Preface: UGHHHHHH Guys. I debated going back to the hotel to pick up my nice camera before heading to the galleries and decided against it since I was a little pressed for time. It was only after I had left the Ai Weiwei exhibit that I realized I had my camera in my purse the whole time! So, unfortunately, the Ai Weiwei pics were taken on my phone which is so unfortunate because they really would have thrived with the nice camera. You’ll see.
First up: Ai Weiwei at Tang Contemporary Art. Are you familiar with Ai Weiwei? He is a Chinese contemporary artist and activist. As an activist, he is highly and openly critical of the Chinese Government’s stance on human rights and democracy. Working through a range of mediums including sculpture, video, and photography, Ai Weiwei uses his art as a platform for his activism. His pieces often deal with real time issues in the world and the injustices happening all around us. Because of his fame and open criticism, Ai Weiwei has long been monitored by the Chinese government. In 2011, Ai Weiwei was arrested and his studio ransacked. He was held for 81 days with no official charges being filed. The international art community protested his detention, mobilizing petitions and calling for his release. He was released after 3 months and forbidden from leaving Beijing for one year.
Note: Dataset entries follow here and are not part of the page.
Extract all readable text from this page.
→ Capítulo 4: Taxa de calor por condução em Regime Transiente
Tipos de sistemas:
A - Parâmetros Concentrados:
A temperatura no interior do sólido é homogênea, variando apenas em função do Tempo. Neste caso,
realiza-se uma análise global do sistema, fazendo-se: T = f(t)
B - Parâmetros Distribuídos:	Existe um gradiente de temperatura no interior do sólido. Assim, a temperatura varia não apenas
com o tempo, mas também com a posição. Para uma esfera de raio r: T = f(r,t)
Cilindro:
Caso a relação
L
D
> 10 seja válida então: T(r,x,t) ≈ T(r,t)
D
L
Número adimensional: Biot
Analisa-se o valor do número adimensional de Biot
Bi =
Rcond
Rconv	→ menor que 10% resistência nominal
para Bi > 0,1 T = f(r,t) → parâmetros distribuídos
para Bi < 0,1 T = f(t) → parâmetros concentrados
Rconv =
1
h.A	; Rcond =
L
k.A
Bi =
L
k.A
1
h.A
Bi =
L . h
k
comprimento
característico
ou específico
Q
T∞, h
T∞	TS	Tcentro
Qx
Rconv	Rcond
Now, though free, he is still the subject of much scrutiny in China.
The exhibition was called Refutation and was a look at the refugee crises happening around the world. The main piece was a giant inflatable raft with about eighteen refugees (from what I could count) huddled together inside. The entire piece was made of black latex and was enormous, taking up basically the entire gallery space.
When you looked closer, you could see the details – the child crawling in the back of the boat and an adult hunched over it, attempting to fasten its life jacket.
The gallery also had three portraits made entirely out of Legos.
Unfortunately, the gallery is all windows and the contrast of the sun’s glare on the inflatable raft did not make for good pictures. The exhibit is closed now but you can find more Ai Weiwei currently at the Sydney Biennale until June 11.
Just around the corner at Perrotin Gallery was KAWS’ solo exhibition, showcasing his recent works all encompassing his well known and instantly recognizable motifs.
KAWS is a pop art artist from Brooklyn who is best known for his cartoon figurines that play a major part in almost all of his pieces, whether sculpture or painting.
Originally coming to popularity as a graffiti artist, KAWS has established himself as a successful and ever evolving pop artist showing his work in incredible galleries all over the world.
Both of these gallery spaces were really inviting. The exhibits were nice and easy to walk through and I returned to work with my Arts & Culture box checked off for the day!